Microbial Enhanced Oil Recovery

This week Business Week magazine has a whole special section on oil. Now, I don't usually read magazines like Business Week or the Economist, but my father tells me that in general, BW is a pretty moderate publication. The main article on the issue, "Is there plenty of oil?", is pretty optimistic that there is, but is not entirely dismissive of the idea that there might not be. Of course, then they say something like this, which TOD readers have expressed wariness about before:
But there's little reason to assume that the next five years will simply see a continuation of current trends. Thanks to a combination of higher prices, increased exploration and production spending, and improved technology, oil supplies are poised to grow much faster than they have in recent years. Cambridge Energy Research Associates (CERA), a respected energy consultant, sees 20 or more major new fields coming on line each year through 2010. Altogether those fields could boost worldwide production capacity 15%, from 87.9 million barrels per day to 101.5 million by the end of the decade, CERA estimates.
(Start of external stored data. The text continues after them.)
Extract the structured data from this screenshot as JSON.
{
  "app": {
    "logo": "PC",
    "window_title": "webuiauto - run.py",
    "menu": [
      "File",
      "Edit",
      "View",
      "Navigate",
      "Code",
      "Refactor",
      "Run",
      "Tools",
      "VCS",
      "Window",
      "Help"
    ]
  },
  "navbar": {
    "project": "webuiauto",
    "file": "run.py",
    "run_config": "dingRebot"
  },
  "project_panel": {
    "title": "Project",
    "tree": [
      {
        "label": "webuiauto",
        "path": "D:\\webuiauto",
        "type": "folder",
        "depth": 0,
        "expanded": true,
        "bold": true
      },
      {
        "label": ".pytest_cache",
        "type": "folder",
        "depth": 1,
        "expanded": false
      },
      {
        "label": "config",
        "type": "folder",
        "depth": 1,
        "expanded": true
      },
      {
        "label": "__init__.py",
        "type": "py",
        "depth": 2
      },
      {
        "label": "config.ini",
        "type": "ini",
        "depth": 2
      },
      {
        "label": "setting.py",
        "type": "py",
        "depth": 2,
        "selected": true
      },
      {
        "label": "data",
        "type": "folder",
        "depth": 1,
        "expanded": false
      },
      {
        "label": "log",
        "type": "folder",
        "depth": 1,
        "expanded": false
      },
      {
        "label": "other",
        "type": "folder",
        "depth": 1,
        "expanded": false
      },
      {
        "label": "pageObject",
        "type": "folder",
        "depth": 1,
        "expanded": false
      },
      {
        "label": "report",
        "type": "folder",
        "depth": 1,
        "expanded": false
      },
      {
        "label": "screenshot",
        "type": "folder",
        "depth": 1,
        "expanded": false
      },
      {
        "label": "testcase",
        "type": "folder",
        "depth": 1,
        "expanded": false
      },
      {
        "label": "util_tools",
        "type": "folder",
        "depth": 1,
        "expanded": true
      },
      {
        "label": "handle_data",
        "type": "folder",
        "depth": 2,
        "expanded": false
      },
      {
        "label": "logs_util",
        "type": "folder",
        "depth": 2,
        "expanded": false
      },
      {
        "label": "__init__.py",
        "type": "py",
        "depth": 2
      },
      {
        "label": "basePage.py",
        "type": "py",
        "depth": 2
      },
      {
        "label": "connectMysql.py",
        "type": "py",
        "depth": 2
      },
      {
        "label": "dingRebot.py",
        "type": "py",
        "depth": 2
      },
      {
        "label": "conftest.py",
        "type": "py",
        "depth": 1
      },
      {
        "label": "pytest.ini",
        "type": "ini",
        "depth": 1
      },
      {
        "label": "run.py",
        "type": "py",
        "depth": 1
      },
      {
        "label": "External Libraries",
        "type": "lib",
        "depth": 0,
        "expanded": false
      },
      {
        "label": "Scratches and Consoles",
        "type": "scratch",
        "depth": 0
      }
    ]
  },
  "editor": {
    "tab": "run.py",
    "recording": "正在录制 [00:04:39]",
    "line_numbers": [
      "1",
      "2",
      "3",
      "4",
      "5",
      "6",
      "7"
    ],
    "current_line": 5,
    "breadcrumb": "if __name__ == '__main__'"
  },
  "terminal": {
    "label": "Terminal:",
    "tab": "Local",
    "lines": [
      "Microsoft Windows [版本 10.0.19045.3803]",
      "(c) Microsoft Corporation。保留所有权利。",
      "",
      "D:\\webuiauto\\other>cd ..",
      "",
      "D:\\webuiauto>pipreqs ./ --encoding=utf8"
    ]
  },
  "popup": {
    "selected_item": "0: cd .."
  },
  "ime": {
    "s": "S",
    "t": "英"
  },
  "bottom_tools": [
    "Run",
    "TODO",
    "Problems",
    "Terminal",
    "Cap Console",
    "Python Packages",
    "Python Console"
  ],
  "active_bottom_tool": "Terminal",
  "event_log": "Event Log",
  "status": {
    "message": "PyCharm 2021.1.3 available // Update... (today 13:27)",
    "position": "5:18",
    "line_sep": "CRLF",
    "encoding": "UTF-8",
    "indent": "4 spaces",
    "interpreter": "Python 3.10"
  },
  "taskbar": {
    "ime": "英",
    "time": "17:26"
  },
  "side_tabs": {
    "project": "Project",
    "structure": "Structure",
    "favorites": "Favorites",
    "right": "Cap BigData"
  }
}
As a result, supply should exceed demand by 7 million bbl. per day, a huge leap from the current cushion of 1 million bbl.
In a companion article called "Tapping Gushers Beneath The Gushers", they run through some methods for recovering oil from mostly depleted wells. These include techniques like supercomputer simulations and CO2 injections. Then, they mention MEOR: microbial enhanced oil recovery. The online version is subscription only, but here are the relevant paragraphs:

The latest idea is called MEOR, for microbial enhanced oil recovery. Various labs around the world are engineering special bugs that generate CO2 biologically, along with detergent-like chemicals that help flush oil out of rocks. The microbes can be cultivated underground or in well-side vats. Because they grow explosively, the Energy Dept., which is funding several research projects, says MEOR technology may be the most cost-effective of all tertiary processes.

MEOR is already used in Venezuela, China, Indonesia, and the U.S. to treat deposits of heavy oil -- a molasses-thick form of oil. Researchers at Oak Ridge National Laboratory hope to develop new armies of bioengineered bugs that can infiltrate underground rocks and turn the gunky stuff into the sweet-flowing crude that erupts like the gushers in Hollywood movies.
(A few petroleum companies, universities and governments that also have descriptions of the process: Cano Petroleum, Mississippi State, Canada.)

Anytime I hear about introducing any kind of species--be it bacteria or plant life--into an environment where it didn't exist before, I get uneasy. We all know about kudzu, and perhaps you've heard of the northern snakehead fish (wow, the government has a whole website called invasivespecies.gov!). Can it really be beneficial to inject microbes into the ground and let them grow unchecked at a very fast rate?

On the other hand, as the Canadian government website (which also has links in a bibliography) points out (in a section called "Sustainable Development and MEOR"), the use of microbial bacteria may reduce or eliminate the use of chemicals during drilling:
As MEOR reduces or eliminates the need to use harsh chemicals during oil drilling, it is an environmentally compatible method of carrying out tertiary oil recovery. MEOR will become increasingly economically feasible as genetic engineering develops more effective microbial bacteria that may subsist on inexpensive and abundant nutrients.
OK, so far it doesn't sound so bad, aside from my original objection. And in fact it was difficult to find websites listing other environmental drawbacks, but I found these lecture notes which list the following problems:
A. Subsurface water
  • 1. migration of organisms or metabolites into groundwater
B. Wastewater
  • 1. spent fluids due to additional drilling
  • 2. equipment washing
  • 3. brinewater, media, chemicals for pH adjustment
C. Atmospheric Emissions (e.g. H2S)

D. Solid Wastes
  • 1. bacteria in filter solids
So j, what more can you tell us about MEOR?